8 1.3. Tujuan dan Manfaat Kajian Melalui pendalaman pembahasan perkembangan investasi swasta dan faktor-faktor yang mempengaruhinya, maka dari hasil kajian diharapkan akan tercapai tujuan-tujuan antara lain: 1. Menganalisis kondisi perkembangan investasi swasta di Kabupaten Bogor. 2. Menyusun tingkat kepentingan faktor-faktor yang mempengaruhi daya tarik investasi swasta di Kabupaten Bogor. 3. Memformulasikan program bagi Pemerintah Kabupaten Bogor untuk meningkatkan investasi swasta di Kabupaten Bogor.
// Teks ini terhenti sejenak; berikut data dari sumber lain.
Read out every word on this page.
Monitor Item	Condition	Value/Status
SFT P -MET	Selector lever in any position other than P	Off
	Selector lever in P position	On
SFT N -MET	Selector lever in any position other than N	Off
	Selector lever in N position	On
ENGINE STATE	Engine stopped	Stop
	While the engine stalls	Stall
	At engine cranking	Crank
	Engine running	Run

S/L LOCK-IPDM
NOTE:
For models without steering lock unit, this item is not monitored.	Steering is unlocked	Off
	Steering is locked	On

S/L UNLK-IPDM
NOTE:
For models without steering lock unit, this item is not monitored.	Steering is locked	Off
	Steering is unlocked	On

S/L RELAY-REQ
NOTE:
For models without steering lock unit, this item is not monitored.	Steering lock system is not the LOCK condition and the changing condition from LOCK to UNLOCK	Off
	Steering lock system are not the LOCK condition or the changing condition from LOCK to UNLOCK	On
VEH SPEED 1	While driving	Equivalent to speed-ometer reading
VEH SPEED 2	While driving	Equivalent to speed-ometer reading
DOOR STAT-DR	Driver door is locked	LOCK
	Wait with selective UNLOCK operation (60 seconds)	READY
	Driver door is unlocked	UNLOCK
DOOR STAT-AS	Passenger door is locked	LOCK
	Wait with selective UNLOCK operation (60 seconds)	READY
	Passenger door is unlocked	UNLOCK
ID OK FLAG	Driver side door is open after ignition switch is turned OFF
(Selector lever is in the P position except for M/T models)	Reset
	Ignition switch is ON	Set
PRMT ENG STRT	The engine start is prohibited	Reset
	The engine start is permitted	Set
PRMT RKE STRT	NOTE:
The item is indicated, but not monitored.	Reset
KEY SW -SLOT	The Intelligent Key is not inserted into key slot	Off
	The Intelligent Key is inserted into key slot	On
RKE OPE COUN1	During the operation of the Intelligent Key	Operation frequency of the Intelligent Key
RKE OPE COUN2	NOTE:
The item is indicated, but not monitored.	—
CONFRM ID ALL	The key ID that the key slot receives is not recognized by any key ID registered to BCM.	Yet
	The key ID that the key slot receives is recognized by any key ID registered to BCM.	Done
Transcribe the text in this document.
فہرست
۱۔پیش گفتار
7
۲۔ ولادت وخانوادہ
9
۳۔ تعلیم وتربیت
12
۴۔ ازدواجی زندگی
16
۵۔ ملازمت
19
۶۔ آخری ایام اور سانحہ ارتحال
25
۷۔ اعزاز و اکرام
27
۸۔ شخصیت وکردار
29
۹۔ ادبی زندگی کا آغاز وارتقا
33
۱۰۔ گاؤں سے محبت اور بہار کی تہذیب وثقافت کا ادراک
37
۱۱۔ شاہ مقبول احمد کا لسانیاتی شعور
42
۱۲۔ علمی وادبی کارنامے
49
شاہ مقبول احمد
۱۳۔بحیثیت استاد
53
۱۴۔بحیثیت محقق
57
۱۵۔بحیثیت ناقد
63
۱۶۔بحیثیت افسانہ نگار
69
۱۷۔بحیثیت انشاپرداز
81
Manfaat yang diharapkan dapat diperoleh dari kajian ini meliputi dua hal pokok yaitu: 1. Mendukung teori ilmiah atau akademik bahwa pendekatan investasi swasta Kabupaten Bogor dapat dijadikan dasar sebagai salah satu pendekatan dalam usaha peningkatan pembangunan ekonomi daerah. 2. Menjadi bahan masukan dan sumbangan pemikiran bagi Kabupaten Bogor dalam penanganan masalah, penentuan kebijakan, dan pelaksanaan program pembangunan terkait dengan usaha-usaha peningkatan investasi swasta.